Another version, this time with somewhat better control over the repetition of the quartets when they join into a duodecet (12 piece ensemble). There are still major problem repeating the earlier parts in the larger ensemble. Only about 30% of the notes are the same between when they play as a quartet and when they join the full ensemble. Clearly, something is different when they go through the algorithm as four to when the go through as 12. But I can repeat the ensemble section note for note with 100% duplication. If I’m to continue exploring the Castor & Pollux template, I’m going to need to develop a new solution. But it does sound good while I’m trying to fix it.
This is a new version of a piece I worked on this summer. I added a new randomization methodology. I now read random numbers from a number of files. This way I can replicate a set of notes more or less at will by resetting to the start of the file. This particular piece used the structure of Harry Partch’s Castor & Polux, in which the ensemble is split up into three different duets, and then join together to have all six replay their separate parts. In the past, I could only split the groups up and bring them together, but when they came together they would play entirely different sequences of notes. Now, I can set the groups to play their separate parts, and when they join together, I can have them play the same sequences they played when they were separate.

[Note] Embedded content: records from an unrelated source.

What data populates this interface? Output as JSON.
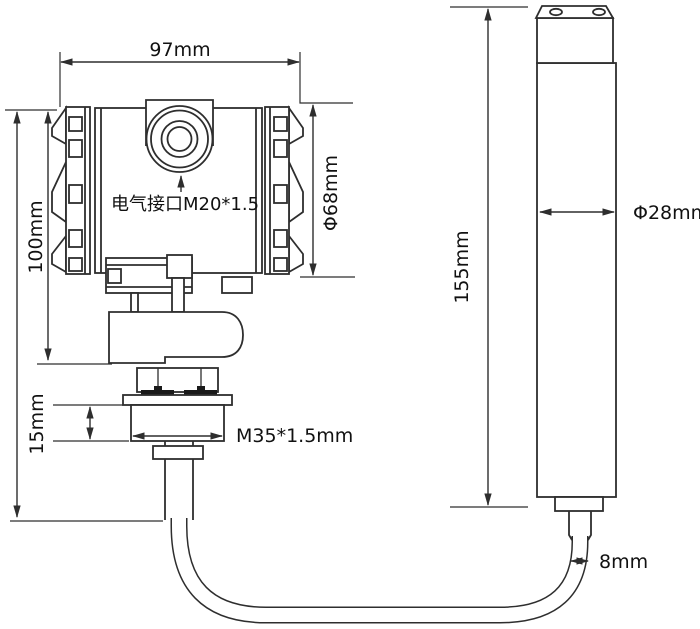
{
  "drawing": {
    "background": "#ffffff",
    "line_color": "#2e2e2e",
    "text_color": "#111111",
    "labels": {
      "top_width": "97mm",
      "left_height": "100mm",
      "electrical_port": "电气接口M20*1.5",
      "housing_diameter": "Φ68mm",
      "thread_length": "15mm",
      "thread_spec": "M35*1.5mm",
      "probe_length": "155mm",
      "probe_diameter": "Φ28mm",
      "cable_diameter": "8mm"
    }
  }
}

Here’s what the structure looks like graphically:
Quartet #1: Finger piano, harp, tuba, bassoon – plays a sequence of notes from random files 1,2,3, & 4 from the beginning of the file
Quartet #2: Baritone guitar, bass finger piano, English horn, flute – plays a sequence of notes from random files 5,6,7, & 8 from the beginning of the file
Quartet #3: piano, vibraphone, balloon drums, French horn – plays a sequence of notes from random files 9,10,11, & 12 from the beginning of the file
Ensemble duodecet (all 12 instruments) – plays the same sequence as in the first three quartets, this time as an ensemble, twice through, from the beginning of the files
This sequence is repeated three times. My programming skills are not up to the complexity of all this, so the repetitions are less than perfect. Many of the choices the algorithm makes are not repeatable. For example, some are dependent on the previous notes, rather than unique to the situation. There is a good deal of variability. The instruments choices are from a list of list of lists of lists. By the time a note is played, there may have been a dozen choices made, which makes the repetition not quite perfect. The basic sonic quality is preserved. Sort of.
At least that is the design goal. For this version, I did not use the Markov Chain Drunkard’s Walk algorithm. Instead, random numbers were generated to a set of 12 files, one for each instrument, using the Free Pascal random function:The Free Pascal implementation of the Random routine uses the Mersenne Twister to simulate randomness. This implementation has a better statistical distribution than for example a Linear Congruential generator algorithm, but is considerably slower than the latter. If speed is an issue, then alternate random number generators should be considered.
I have almost no clue what that means, but it sounds nice and numerological, so it has that going for it.
This page has the original Summer playlist. This alternative take was computed on a flight to NY on a Boeing 757-200. Nice plane. 4 1/2 hours from Seattle to JFK. Return flight on a 737 took six hours. Check out Fragaria on this take. Love that slide guitar.